Петушиные бои – не спорт. Это спектакль. Кровавый и быстротечный. А к тому же запрещенный. Я несколько раз был на петушиных боях с моей бабушкой в одном специальном клубе, расположенном за рестораном в городке, где она любила бывать. Когда моя мать была занята или исчезала на один из своих кутежей, меня брала с собой моя бабушка. Клуб был неподходящим местом для ребенка. И неподходящим местом для старухи, но ей бои нравились. Она мне не раз объясняла, как определить петуха-победителя перед боем – нужно посмотреть, как он двигает головой. Если движения дерганые и нервные, то такой петух не может сосредотачиваться. Забавно, что это же применимо и к человеку.

Петухи перед нами снова подпрыгнули, за гвалтом вокруг ямы не были слышны хлопки их крыльев. Птицы сталкивались друг с другом в воздухе, а потом падали по отдельности. Крохотные перышки планировали на пол.

Петухи обошли друг вокруг друга, головы их надулись, и они снова взлетели в воздух. Белый вонзил шпору в бок коричневого. Они упали вместе в бешеном вихре перьев.
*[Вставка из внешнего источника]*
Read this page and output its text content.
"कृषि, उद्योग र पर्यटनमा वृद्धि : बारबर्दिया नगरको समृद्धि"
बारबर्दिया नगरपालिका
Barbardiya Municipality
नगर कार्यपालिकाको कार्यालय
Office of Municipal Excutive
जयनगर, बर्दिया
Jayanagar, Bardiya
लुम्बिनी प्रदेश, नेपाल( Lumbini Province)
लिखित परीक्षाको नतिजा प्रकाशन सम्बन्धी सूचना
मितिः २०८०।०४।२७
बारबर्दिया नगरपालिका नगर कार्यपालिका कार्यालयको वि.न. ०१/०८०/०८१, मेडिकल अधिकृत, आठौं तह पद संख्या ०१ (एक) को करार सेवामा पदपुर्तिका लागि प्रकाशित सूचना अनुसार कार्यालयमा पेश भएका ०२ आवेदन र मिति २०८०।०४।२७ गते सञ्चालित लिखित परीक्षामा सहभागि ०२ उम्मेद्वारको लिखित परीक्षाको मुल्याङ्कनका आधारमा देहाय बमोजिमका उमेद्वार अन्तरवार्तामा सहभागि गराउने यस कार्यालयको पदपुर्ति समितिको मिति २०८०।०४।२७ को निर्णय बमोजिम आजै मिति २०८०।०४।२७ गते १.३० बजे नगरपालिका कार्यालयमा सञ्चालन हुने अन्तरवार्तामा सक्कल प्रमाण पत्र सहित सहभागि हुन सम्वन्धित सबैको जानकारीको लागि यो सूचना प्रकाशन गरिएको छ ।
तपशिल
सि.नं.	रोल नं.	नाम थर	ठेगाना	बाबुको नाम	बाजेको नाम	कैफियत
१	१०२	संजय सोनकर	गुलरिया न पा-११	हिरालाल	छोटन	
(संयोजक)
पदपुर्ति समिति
Когда они разошлись, кровь струей вытекала из какого-то места раненой птицы, описывала дугу в воздухе и падала на левый бок белого петуха, тут же превращаясь в алую нить поэзии на до блеска белых перьях. Зрители взревели. В большинстве это были мужчины со сжатыми кулаками и потными лицами. Их кожа сияла в резком свете галогеновых ламп над ямой. Они кричали, распахнув рты, бой между птицами был кровавым ритуалом, способом ублажать какого-то старого бога, а в результате ты мог явиться домой банкротом или пьяным от радости и с пачкой песо в кармане.